Thirdly, this causes me to pride myself on my tiny-ness. I am proud of the fact that I am skinny- this is half of what I mean by being happy with my body. On one hand, I appreciate good things to appreciate. I like my hair. I have a nice face. I have really big eyes (apparently). I have small feet, I like that. I have long legs. I like these things about myself. But then it's also that I like that I am small. That I am skinny. And I shouldn't like myself because of that. Because that is a dangerous slippery slope of doom I don't want to go down.
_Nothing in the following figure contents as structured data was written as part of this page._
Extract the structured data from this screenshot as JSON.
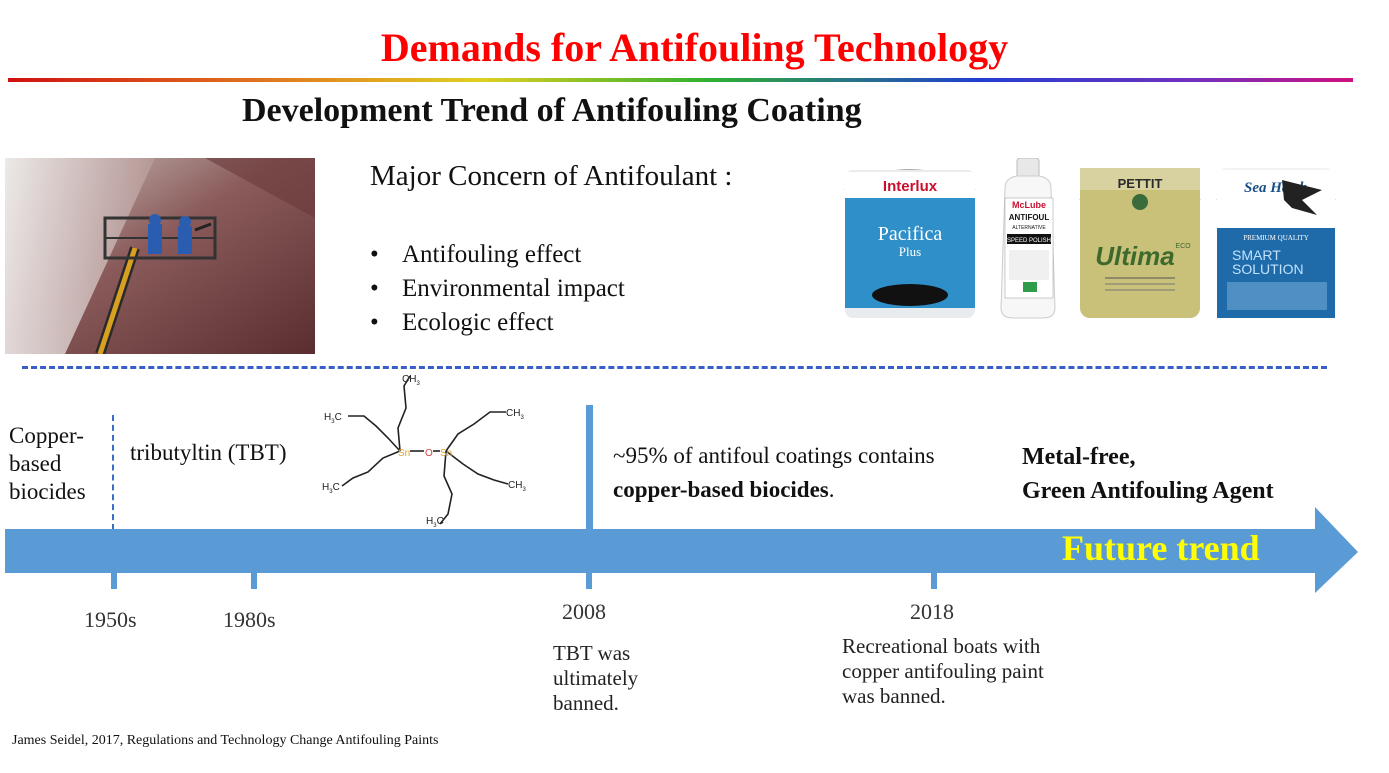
{
  "slide": {
    "title": "Demands for Antifouling Technology",
    "subtitle": "Development Trend of Antifouling Coating"
  },
  "concerns": {
    "heading": "Major Concern of Antifoulant :",
    "bullet_char": "•",
    "items": [
      "Antifouling effect",
      "Environmental impact",
      "Ecologic effect"
    ]
  },
  "products": [
    {
      "brand": "Interlux",
      "name": "Pacifica",
      "sub": "Plus",
      "color": "#2f8fc9"
    },
    {
      "brand": "McLube",
      "name": "ANTIFOUL",
      "sub": "ALTERNATIVE",
      "extra": "SPEED POLISH",
      "color": "#ffffff"
    },
    {
      "brand": "PETTIT",
      "name": "Ultima",
      "sub": "ECO",
      "color": "#c9c07a"
    },
    {
      "brand": "Sea Hawk",
      "name": "SMART",
      "sub": "SOLUTION",
      "extra": "PREMIUM QUALITY",
      "color": "#1f6aa8"
    }
  ],
  "molecule": {
    "labels": {
      "ch3": "CH",
      "h3c": "H",
      "c": "C",
      "sub3": "3",
      "sn": "Sn",
      "o": "O"
    }
  },
  "timeline": {
    "copper_label": "Copper-based biocides",
    "copper_lines": [
      "Copper-",
      "based",
      "biocides"
    ],
    "tbt_label": "tributyltin (TBT)",
    "stat_line1": "~95% of antifoul coatings contains",
    "stat_bold": "copper-based biocides",
    "stat_end": ".",
    "future_goal_lines": [
      "Metal-free,",
      "Green Antifouling Agent"
    ],
    "future_label": "Future trend",
    "years": [
      "1950s",
      "1980s",
      "2008",
      "2018"
    ],
    "note_2008": [
      "TBT was",
      "ultimately",
      "banned."
    ],
    "note_2018": [
      "Recreational boats with",
      "copper antifouling paint",
      "was banned."
    ]
  },
  "citation": "James Seidel, 2017, Regulations and Technology Change Antifouling Paints",
  "colors": {
    "title": "#ff0000",
    "arrow": "#5b9bd5",
    "future_label": "#ffff00",
    "dash": "#3a5ec8",
    "sn": "#e0a030"
  }
}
More and more I've started to think I should confront my mother on these things, but I know it won't work out the way it does in TV and Movies. My parents are the kind of parents who are kind of set in their ways, who think they know everything and have evidence to back themselves up. It's really hard to argue with them, which is why I'm lucky I agree with them a lot. Just the idea of telling my mother "hey, you know, it's really none of your business how much I weigh or if I have hair in my armpits or how I choose to dress" makes my insides turn to jello. Seriously. Writing this post makes me feel like jell-o. But that's how I know I'm doing something right but dangerous, that feeling of jell-o. When I stood up to my mom that time she made my sister cry when she misunderstood why my sister was on the phone and thought she wasn't doing homework (let it be known that anyone who messes with my sister incurs the wrath of me. Ain't nobody makes my little sister cry). Whenever I stood up to nerd's sexist jokes at lunch. Whenever I made a comment in general at lunch that something wasn't funny. When I argued with mom that it didn't actually fucking matter if I shaved my legs or not. I felt like jell-o everytime, mostly because I know some people in that group would be quick to turn on me for pointing out someone's wrong.
So maybe I should have that discussion with mom.

Well, there is homework to do still. I just thought it was important to make this post.